Schumacher debuted in a Jordan at Spa-Francorchamps in 1991 and instantly caught the attention by qualifying a brilliant seventh.

His race ended with mechanical failure on the first lap but the 22 year old had made his mark and moved to Benetton for the next race. This was a team on the up with a great technical department ran by Ross Brawn with a car designed by the talented South African designer, Rory Byrne.

By his second race with the team, he had already outqualified his triple world champion and team mate Nelson Piquet and continued to frustrate Piquet by consistently doing so.

The next year, with a new team mate in Martin Brundle, Schumacher improved with eight podiums including a win at Spa, and placed third in the championship above Ayrton Senna.

1993 was another step up, every time Schumacher finished a race it was on the podium and he ended the season with more than double the points of his team mate, Riccardo Patrese, another highly respected driver.
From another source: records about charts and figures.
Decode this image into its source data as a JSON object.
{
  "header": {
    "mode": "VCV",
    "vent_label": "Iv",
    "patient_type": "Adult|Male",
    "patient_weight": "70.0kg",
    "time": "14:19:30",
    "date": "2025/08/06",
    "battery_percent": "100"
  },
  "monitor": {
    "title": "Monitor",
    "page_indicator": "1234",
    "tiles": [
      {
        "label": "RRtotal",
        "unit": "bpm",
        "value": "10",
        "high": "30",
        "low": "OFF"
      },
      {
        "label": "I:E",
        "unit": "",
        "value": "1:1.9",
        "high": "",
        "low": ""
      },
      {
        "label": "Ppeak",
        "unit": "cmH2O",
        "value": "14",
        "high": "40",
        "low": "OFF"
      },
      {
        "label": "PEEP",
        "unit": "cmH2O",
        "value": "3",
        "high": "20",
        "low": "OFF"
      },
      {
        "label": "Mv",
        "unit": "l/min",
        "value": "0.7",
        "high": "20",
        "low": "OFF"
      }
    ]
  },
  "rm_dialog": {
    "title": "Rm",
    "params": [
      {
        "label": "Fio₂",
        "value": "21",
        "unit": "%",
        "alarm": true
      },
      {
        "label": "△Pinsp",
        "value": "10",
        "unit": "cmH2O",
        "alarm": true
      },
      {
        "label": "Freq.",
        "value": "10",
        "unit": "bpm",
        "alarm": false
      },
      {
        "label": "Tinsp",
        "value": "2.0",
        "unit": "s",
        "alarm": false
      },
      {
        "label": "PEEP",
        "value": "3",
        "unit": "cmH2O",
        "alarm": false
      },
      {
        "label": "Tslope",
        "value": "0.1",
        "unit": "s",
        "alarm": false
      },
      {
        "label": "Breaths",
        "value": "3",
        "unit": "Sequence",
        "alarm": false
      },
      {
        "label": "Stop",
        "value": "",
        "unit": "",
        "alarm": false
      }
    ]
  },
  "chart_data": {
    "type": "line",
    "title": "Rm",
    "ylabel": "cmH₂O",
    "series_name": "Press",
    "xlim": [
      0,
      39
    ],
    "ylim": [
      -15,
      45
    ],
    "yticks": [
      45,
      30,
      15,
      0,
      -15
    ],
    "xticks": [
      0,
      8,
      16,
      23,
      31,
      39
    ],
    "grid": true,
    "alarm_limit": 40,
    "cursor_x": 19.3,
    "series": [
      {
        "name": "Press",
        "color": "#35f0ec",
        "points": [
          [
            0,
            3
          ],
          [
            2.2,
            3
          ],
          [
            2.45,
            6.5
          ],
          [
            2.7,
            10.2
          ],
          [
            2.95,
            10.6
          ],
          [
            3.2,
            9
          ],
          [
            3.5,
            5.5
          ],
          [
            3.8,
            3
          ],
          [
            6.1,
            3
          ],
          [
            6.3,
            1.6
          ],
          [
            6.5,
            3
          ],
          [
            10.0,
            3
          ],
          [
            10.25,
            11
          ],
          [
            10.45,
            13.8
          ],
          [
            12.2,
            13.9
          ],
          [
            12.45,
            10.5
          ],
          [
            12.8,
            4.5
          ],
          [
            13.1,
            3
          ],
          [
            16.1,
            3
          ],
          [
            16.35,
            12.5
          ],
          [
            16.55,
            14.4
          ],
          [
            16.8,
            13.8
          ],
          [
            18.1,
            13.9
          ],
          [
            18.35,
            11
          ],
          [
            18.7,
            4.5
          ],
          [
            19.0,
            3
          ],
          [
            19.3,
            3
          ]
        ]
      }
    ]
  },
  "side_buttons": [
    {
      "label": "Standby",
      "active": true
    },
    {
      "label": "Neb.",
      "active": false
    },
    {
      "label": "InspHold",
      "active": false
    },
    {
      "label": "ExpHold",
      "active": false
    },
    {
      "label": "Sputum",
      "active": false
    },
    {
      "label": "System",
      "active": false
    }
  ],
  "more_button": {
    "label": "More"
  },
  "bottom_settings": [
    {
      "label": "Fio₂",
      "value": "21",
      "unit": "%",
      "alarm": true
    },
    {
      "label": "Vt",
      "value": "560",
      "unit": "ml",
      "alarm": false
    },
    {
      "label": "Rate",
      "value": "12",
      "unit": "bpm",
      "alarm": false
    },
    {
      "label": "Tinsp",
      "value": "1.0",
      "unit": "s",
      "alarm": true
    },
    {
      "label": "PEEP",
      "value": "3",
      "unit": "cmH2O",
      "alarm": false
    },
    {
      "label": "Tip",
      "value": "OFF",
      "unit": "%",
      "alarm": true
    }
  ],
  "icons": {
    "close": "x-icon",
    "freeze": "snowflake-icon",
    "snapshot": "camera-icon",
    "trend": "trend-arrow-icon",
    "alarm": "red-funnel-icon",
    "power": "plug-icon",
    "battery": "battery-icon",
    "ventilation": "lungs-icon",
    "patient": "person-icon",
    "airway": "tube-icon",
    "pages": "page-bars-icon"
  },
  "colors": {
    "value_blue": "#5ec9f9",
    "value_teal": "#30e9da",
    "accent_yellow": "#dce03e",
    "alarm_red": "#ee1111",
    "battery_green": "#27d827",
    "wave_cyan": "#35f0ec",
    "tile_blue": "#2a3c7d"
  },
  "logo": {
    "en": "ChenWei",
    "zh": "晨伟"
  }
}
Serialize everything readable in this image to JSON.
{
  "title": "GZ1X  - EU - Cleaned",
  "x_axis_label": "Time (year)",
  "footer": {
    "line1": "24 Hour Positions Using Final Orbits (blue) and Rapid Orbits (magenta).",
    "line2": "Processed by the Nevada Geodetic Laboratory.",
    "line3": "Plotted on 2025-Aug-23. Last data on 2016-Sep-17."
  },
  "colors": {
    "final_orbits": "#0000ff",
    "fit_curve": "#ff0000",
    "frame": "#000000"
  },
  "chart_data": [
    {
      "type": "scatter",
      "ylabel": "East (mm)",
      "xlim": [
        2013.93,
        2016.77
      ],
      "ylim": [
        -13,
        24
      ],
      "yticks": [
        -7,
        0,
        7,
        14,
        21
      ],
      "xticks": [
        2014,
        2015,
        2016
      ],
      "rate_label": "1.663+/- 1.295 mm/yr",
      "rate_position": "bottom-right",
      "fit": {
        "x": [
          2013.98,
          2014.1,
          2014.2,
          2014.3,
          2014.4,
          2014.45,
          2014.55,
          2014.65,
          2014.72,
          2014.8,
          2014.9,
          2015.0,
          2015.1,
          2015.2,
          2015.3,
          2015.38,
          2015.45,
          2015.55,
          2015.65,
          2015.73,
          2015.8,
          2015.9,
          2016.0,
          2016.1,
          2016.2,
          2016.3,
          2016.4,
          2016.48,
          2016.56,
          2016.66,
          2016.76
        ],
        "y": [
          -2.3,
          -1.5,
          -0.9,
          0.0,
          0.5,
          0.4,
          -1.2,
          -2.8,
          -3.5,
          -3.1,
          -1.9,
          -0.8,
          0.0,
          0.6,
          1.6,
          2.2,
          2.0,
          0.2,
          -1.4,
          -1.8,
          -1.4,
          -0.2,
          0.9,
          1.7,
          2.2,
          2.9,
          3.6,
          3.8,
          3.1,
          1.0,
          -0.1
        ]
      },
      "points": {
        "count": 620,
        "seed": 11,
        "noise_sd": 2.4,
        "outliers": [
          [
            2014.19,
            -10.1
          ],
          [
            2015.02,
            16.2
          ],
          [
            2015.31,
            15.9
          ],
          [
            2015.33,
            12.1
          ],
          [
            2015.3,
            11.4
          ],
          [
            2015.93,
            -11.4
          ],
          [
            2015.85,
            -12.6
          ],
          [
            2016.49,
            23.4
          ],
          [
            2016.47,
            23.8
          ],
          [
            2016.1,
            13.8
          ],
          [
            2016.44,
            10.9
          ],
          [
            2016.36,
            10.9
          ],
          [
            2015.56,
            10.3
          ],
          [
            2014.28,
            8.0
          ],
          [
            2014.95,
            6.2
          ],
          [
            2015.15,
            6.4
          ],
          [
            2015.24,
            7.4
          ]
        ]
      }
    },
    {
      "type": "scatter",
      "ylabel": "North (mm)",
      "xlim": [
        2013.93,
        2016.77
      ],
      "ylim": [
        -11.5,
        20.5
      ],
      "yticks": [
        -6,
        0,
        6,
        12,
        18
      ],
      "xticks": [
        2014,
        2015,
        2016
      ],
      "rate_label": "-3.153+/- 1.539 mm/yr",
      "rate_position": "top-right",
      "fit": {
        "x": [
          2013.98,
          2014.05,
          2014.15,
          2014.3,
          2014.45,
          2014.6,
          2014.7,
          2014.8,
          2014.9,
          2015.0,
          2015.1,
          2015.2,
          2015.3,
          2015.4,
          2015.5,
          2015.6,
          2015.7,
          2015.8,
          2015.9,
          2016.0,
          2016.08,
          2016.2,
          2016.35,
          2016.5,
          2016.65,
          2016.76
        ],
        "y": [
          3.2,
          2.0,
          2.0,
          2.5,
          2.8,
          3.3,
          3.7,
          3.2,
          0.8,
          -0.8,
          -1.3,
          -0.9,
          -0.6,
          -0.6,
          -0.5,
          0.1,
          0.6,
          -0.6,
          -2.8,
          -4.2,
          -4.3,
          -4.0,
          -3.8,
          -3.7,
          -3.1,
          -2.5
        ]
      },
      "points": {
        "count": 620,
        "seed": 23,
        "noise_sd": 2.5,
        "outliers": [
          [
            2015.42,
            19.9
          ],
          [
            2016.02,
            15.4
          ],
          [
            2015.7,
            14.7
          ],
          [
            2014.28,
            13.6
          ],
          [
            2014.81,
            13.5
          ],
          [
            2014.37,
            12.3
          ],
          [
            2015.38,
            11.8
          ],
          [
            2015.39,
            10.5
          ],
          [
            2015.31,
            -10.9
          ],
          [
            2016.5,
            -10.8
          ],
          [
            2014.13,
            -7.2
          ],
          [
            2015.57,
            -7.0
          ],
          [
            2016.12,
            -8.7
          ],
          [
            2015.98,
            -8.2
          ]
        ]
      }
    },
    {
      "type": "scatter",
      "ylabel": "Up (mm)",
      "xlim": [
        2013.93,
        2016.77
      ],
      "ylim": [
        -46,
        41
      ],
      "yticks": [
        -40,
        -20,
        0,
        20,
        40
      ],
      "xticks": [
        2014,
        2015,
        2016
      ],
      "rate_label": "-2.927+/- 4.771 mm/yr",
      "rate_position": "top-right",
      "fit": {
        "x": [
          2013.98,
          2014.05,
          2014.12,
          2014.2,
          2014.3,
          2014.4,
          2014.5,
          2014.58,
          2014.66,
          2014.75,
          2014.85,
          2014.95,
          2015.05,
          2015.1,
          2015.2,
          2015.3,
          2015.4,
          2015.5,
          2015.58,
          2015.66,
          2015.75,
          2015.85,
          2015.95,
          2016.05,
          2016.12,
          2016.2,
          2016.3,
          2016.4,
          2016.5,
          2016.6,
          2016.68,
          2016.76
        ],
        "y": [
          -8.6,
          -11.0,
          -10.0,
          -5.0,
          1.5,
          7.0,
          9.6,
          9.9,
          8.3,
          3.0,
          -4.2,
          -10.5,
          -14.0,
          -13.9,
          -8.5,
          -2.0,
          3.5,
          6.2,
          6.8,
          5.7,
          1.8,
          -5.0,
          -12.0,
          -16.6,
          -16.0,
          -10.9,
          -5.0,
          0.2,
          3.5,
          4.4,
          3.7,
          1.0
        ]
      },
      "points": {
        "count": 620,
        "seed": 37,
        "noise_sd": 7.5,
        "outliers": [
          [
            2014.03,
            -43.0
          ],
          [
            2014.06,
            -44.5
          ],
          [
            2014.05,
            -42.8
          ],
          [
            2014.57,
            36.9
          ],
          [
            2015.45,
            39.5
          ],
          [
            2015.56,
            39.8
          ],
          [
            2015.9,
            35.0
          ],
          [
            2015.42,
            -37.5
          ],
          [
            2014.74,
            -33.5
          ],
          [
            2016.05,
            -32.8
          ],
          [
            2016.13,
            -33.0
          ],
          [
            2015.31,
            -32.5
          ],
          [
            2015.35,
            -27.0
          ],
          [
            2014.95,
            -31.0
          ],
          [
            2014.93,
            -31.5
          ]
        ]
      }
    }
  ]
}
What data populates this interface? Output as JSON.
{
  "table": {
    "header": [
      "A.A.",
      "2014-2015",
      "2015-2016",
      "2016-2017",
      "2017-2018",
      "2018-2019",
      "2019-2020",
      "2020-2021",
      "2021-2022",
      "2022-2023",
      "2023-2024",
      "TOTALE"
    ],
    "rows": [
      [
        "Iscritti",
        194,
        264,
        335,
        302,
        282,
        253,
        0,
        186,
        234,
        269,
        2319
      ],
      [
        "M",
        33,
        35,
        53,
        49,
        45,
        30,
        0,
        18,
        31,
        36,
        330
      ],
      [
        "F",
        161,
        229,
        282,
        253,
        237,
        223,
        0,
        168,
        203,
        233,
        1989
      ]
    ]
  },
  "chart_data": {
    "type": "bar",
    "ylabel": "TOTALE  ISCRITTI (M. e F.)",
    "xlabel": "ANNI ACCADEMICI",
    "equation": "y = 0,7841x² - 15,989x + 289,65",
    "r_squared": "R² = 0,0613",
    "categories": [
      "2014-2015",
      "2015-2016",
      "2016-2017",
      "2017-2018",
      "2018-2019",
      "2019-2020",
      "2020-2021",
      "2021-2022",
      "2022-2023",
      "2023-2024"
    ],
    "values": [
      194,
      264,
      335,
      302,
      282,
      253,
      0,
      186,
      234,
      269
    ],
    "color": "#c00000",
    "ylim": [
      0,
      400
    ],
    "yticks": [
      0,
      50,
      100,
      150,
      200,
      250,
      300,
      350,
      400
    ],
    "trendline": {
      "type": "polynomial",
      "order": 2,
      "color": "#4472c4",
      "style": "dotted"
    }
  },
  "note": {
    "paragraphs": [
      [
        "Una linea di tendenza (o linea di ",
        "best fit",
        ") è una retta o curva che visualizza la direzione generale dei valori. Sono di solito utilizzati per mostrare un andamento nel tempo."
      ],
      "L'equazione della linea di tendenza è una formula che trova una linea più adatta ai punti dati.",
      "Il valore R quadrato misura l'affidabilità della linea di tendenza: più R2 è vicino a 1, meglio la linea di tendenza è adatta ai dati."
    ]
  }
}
It all came together in the next two seasons for the Benetton team, with Schumacher taking eight victories in 1994 and a record equalling nine in 1995, to become the sports youngest ever double world champion.

Yet it was in a red car that Schumacher would become the most successful racing driver ever. The decision to leave the double world championship winning Benetton team to join the struggling Scuderia Ferrari was one of the biggest and bravest decisions in the history of the sport.

Moreover it was a symbol of Schumacher’s huge will and determination, such would be the effort to bring success back to Maranello, who were a shadow of their glorious former selves, having not won a driver’s championship since 1979.

Integral to the revival of the team, Team Principal Jean Todt signed the champion’s technical director Ross Brawn and chief designer Rory Byrne, both acclaimed as the best in the business at what they did.

So the long struggle to the top began, and it was during this period that Schumacher put in some of his classic drives. In an inferior car the German scored four pole positions in 1996 and scored a stunning victory in pouring rain at Barcelona where he lapped all but two of the field and won by 45 seconds, earning him the nickname “Rainmaster”. All this while his team-mate, Eddie Irvine won no races and had no pole positions.

Five wins in another inferior car followed the year after, however 1997 is most remembered for what Schumacher did at the finale at Jerez.

Struggling against the faster Williams cars, while defending an overtaking move from championship rival Jacques Villeneuve, Schumacher deliberately turned into Villeneuve’s car.

It was an action for which he was disqualified from the championship, but anyone who thought this would change his ways were entirely mistaken.

Schumacher continued to divide opinion, but as he continued to mould his Ferrari team to his desires, having the no-expense-spared car designed to suit his style and specially designed “Schumi” tyres came from Bridgestone success arrived en masse.

Five successive championships came his way between 2000 and 2004 and almost every record tumbled, the peak being 2004 where the German took 13 victories.

It was such a blur of success that the highlights are mostly forgotten.
Yet every streak must end and it soon did. He was replaced as champion by Fernando Alonso and failed in a titanic tussle to regain his championship before his first retirement in 2006.

In 2010 he decided to return aged 40 for Mercedes and to put it bluntly, he failed. His blinding speed had been stunted and his awareness seemed dimmed. He battled on for three seasons and ironically he gained affection for his effort.

Yet this silver epilogue may be soon forgotten, but the majestic memories bathed in red will live on.